Get credit counseling

A professional credit or debt counselor can work with you to establish a budget and help you better manage your debt obligations. You can find a counselor through the NFCC, FCAA or local community organizations. The U.S. Department of Justice also provides a list of approved credit counseling agencies in Montana.

Create a debt management plan

A debt management plan is a structured payment plan managed by a credit counselor or a debt management company. Instead of paying multiple creditors, you make payments into an account specifically set up for the debt management plan. The counselor then pays your creditors from the account.

When you participate in a debt management plan, you will typically need to close the accounts that you enter into the program. Debt management plans can take a long time to complete, and some consumers who begin may never actually finish. Furthermore, there is a monthly fee associated with debt management plans, which adds up to thousands of dollars over the length of the plan.

Work with your creditors

Don’t underestimate the power of communicating with your creditors. Remember, their goal is to get paid, so even if you are severely past due, many creditors will be willing to work with you.

Some even have processes in place for consumers who face hardship.

Here are some tips for negotiating your own debt settlement.

Filing for bankruptcy in Montana

As a last resort, bankruptcy is another option. Typically, consumers choose between two types: Chapter 7 and Chapter 13.

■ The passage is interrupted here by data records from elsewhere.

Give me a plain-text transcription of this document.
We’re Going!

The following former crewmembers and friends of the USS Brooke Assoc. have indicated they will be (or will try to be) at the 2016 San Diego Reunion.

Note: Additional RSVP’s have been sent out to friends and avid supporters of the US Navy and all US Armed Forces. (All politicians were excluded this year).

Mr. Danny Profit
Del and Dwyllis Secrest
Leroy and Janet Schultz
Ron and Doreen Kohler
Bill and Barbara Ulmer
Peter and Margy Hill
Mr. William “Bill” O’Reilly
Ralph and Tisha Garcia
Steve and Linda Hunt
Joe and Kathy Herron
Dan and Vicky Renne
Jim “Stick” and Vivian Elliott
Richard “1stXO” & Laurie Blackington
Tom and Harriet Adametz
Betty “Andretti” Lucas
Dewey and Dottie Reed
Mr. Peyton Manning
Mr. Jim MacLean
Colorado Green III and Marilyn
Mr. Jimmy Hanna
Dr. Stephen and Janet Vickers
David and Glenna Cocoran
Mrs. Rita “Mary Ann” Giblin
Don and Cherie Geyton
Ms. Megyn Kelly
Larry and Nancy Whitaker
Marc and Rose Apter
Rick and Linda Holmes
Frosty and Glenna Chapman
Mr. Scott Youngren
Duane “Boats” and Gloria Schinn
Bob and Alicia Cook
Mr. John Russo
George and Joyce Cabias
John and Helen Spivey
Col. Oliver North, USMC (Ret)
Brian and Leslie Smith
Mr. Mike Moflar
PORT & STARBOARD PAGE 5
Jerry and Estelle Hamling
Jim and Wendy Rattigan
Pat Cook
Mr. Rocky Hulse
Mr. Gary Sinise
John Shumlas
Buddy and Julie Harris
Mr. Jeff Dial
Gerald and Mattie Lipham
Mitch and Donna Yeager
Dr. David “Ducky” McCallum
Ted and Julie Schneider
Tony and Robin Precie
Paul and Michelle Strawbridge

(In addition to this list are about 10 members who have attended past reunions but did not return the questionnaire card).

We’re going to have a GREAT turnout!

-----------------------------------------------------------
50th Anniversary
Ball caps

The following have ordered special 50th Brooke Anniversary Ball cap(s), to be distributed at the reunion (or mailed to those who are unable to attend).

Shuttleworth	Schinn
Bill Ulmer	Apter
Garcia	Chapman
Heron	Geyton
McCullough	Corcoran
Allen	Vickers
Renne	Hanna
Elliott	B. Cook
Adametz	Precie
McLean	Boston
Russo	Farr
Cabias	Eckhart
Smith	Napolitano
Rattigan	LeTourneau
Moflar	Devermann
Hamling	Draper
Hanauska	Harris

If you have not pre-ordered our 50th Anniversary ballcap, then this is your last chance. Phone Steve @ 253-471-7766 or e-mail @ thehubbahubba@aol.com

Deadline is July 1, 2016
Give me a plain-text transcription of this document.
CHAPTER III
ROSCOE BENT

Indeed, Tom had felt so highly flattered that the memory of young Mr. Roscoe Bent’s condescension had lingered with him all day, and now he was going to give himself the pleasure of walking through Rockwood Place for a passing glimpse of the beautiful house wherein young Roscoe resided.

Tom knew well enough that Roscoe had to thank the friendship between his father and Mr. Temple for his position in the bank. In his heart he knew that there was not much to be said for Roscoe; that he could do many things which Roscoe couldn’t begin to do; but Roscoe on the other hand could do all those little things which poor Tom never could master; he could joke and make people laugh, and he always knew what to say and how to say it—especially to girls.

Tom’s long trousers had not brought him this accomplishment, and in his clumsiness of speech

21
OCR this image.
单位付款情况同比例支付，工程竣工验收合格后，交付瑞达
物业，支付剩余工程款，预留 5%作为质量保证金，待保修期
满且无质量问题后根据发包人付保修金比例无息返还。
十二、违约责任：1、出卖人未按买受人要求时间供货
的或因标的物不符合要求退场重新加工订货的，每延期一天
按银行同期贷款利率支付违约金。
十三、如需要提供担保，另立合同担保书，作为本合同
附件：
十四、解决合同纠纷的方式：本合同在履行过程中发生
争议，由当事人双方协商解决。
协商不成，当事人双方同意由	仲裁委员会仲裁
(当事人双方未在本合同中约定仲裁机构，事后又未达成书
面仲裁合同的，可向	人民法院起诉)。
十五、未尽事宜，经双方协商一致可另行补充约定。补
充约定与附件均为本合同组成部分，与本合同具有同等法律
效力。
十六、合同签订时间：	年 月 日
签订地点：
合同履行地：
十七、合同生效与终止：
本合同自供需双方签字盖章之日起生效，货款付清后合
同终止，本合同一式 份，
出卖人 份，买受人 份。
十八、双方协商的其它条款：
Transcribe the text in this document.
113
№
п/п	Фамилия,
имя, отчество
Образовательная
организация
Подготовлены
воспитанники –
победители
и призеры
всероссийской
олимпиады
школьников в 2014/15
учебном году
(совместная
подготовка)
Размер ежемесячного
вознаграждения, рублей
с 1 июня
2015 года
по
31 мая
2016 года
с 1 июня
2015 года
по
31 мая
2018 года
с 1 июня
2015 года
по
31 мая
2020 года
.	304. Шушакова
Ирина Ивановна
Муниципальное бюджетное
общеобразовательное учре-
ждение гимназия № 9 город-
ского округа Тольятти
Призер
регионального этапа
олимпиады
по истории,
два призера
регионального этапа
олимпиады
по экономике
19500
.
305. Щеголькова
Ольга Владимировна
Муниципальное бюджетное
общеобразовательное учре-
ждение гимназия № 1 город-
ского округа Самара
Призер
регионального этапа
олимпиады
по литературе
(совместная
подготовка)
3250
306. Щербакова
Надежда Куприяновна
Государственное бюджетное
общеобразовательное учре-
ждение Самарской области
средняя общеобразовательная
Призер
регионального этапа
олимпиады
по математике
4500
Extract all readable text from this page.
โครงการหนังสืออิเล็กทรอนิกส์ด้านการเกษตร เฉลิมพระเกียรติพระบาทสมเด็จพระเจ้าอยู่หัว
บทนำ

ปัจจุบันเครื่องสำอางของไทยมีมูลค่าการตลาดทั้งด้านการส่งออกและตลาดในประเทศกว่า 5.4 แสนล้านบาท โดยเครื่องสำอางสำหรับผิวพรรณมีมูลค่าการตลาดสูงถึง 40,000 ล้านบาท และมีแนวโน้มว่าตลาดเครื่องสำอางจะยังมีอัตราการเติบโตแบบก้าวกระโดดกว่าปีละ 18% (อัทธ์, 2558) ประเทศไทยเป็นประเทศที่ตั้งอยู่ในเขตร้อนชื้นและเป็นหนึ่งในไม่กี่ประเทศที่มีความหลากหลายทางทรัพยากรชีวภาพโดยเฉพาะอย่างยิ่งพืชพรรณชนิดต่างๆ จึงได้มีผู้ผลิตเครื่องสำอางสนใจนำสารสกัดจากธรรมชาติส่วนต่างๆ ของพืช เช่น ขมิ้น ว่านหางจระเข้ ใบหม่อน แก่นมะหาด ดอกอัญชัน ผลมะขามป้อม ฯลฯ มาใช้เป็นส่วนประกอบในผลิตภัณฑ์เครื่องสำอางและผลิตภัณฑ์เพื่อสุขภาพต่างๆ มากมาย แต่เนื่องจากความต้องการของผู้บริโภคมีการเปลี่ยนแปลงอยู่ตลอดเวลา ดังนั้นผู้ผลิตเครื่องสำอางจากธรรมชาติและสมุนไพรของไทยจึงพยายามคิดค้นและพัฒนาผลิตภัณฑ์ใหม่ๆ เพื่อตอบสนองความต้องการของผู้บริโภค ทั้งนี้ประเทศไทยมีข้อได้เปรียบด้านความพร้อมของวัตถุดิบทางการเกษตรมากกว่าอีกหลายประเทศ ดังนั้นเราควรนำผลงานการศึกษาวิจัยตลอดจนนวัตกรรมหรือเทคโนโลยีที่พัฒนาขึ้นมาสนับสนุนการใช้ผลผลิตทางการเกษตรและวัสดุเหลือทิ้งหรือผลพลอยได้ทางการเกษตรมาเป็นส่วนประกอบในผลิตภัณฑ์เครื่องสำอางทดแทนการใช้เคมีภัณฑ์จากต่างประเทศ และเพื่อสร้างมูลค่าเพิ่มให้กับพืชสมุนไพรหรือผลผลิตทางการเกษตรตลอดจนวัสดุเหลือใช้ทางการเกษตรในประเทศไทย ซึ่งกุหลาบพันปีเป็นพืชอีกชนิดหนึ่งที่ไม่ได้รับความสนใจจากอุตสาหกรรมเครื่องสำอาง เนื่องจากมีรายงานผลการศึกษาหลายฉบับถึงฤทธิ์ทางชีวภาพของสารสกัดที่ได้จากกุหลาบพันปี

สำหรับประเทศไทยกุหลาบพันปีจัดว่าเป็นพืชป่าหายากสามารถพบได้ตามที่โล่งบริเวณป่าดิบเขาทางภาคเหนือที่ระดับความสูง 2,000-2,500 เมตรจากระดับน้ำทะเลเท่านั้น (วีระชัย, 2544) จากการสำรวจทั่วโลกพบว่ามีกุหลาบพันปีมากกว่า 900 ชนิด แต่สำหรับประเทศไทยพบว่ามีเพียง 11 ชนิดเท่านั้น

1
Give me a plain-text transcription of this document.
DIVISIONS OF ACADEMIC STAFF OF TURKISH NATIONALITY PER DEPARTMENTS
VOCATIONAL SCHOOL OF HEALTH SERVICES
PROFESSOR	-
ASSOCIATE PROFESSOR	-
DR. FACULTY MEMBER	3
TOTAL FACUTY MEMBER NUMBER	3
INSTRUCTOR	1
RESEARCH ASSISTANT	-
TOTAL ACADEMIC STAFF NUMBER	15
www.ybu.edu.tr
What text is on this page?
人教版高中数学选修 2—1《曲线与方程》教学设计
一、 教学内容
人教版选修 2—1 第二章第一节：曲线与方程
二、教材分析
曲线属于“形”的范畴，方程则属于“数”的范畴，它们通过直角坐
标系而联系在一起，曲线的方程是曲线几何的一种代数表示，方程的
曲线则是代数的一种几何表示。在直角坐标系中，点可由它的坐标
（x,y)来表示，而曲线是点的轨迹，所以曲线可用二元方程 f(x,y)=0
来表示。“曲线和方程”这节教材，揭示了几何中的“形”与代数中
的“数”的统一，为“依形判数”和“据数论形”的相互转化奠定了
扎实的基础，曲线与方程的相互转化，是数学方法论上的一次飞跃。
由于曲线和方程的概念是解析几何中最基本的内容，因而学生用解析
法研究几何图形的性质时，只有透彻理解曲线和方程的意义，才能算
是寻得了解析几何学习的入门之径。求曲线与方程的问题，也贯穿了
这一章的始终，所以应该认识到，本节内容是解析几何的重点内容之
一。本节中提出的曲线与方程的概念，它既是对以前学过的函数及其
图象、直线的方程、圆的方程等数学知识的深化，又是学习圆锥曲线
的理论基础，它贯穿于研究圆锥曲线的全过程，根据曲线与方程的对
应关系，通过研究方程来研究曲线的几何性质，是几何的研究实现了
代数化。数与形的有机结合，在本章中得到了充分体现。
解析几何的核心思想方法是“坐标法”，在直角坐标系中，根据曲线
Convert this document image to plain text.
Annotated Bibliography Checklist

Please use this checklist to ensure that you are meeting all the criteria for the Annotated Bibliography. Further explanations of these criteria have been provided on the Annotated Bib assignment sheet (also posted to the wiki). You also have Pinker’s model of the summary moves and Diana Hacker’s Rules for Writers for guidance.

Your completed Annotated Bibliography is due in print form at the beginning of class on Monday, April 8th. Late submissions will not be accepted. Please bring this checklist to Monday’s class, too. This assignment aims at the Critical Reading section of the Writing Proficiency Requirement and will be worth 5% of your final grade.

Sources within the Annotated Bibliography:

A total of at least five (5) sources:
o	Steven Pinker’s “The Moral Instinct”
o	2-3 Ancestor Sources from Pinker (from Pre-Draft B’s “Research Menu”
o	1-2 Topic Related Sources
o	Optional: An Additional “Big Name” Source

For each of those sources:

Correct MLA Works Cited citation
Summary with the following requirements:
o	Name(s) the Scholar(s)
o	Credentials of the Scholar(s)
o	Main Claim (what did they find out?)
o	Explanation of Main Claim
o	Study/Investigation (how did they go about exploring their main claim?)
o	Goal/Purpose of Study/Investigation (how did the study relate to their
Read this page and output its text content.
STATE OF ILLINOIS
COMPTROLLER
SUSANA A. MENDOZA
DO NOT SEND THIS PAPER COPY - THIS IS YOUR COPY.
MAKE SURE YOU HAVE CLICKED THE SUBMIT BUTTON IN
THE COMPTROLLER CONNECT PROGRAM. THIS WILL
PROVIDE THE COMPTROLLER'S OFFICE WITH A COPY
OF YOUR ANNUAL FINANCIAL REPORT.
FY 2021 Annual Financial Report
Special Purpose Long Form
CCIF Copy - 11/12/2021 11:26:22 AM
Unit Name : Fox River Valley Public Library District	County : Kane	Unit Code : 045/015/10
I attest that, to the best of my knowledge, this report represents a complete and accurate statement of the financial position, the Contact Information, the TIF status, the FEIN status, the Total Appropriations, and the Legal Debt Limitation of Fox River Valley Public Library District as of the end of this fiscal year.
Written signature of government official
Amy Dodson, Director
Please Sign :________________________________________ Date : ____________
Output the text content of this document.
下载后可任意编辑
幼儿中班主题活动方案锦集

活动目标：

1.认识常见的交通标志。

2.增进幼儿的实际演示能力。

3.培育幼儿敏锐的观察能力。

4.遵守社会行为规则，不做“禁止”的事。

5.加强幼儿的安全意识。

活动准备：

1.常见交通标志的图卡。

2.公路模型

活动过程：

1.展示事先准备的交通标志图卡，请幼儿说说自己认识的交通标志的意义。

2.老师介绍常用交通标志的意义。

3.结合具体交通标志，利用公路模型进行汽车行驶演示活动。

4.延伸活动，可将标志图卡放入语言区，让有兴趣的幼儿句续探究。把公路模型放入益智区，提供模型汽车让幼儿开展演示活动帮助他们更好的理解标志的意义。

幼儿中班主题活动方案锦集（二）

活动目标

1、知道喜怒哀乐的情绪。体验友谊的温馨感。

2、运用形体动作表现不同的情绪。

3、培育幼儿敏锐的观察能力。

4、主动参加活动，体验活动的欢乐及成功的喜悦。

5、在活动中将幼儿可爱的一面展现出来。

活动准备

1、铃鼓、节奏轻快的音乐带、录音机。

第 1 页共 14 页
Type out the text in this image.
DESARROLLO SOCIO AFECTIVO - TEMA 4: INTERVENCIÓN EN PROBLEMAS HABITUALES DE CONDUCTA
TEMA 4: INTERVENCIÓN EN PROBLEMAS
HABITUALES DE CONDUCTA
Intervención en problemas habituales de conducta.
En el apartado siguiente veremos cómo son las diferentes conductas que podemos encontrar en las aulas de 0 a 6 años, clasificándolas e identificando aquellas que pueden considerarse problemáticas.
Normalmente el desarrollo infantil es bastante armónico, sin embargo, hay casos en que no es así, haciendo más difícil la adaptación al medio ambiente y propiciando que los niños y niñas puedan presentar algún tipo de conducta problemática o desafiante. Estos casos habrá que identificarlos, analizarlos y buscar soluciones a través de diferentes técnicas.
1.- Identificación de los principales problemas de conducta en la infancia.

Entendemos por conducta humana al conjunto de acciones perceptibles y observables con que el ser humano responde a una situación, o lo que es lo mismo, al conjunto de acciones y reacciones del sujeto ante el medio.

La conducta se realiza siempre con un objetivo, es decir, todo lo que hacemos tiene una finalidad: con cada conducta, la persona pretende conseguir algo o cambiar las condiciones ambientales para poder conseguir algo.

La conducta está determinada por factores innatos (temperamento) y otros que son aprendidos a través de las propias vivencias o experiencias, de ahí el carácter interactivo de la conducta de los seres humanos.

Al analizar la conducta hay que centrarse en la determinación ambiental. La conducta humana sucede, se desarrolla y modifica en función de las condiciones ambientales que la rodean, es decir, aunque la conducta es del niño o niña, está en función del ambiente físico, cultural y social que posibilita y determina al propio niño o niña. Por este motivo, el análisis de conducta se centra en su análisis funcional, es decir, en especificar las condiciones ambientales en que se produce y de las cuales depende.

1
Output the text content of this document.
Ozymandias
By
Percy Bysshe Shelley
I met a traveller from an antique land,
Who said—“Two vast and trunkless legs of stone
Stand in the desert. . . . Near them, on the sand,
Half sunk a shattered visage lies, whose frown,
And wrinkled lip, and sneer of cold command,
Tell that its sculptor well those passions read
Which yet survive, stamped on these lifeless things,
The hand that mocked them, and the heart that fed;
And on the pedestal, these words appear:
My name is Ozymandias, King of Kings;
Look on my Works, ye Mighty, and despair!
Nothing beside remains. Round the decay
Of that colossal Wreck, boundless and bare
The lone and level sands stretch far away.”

Chapter 7 bankruptcy is a complete bankruptcy in which your assets are liquidated and used to pay your creditors. Chapter 13 is a structured repayment plan over a three- to five-year period. Both types of bankruptcy can affect your credit for seven to 10 years.

Many debt-laden consumers mistakenly think bankruptcy is their only option. Before pursuing it, make sure you’ve consulted with a counselor or other financial professional who will objectively look at your situation and discuss your options with you.

Montana’s Judicial Branch offers comprehensive resources on bankruptcy. Additionally, Montana’s Legal Services Association can provide assistance.

The bottom line

Again, there is no one-size-fits-all solution for tackling heavy debt. But the resources and information we’ve provided here will help you understand your options for debt relief in Montana, as well as some of the laws in place to protect consumers.

Spend some time reviewing the tools and strategies available to you. As you contemplate a course of action, be sure to consider the paths that will not only address your immediate situation but also provide long-term results.

The information in this article is accurate as of the date of publishing.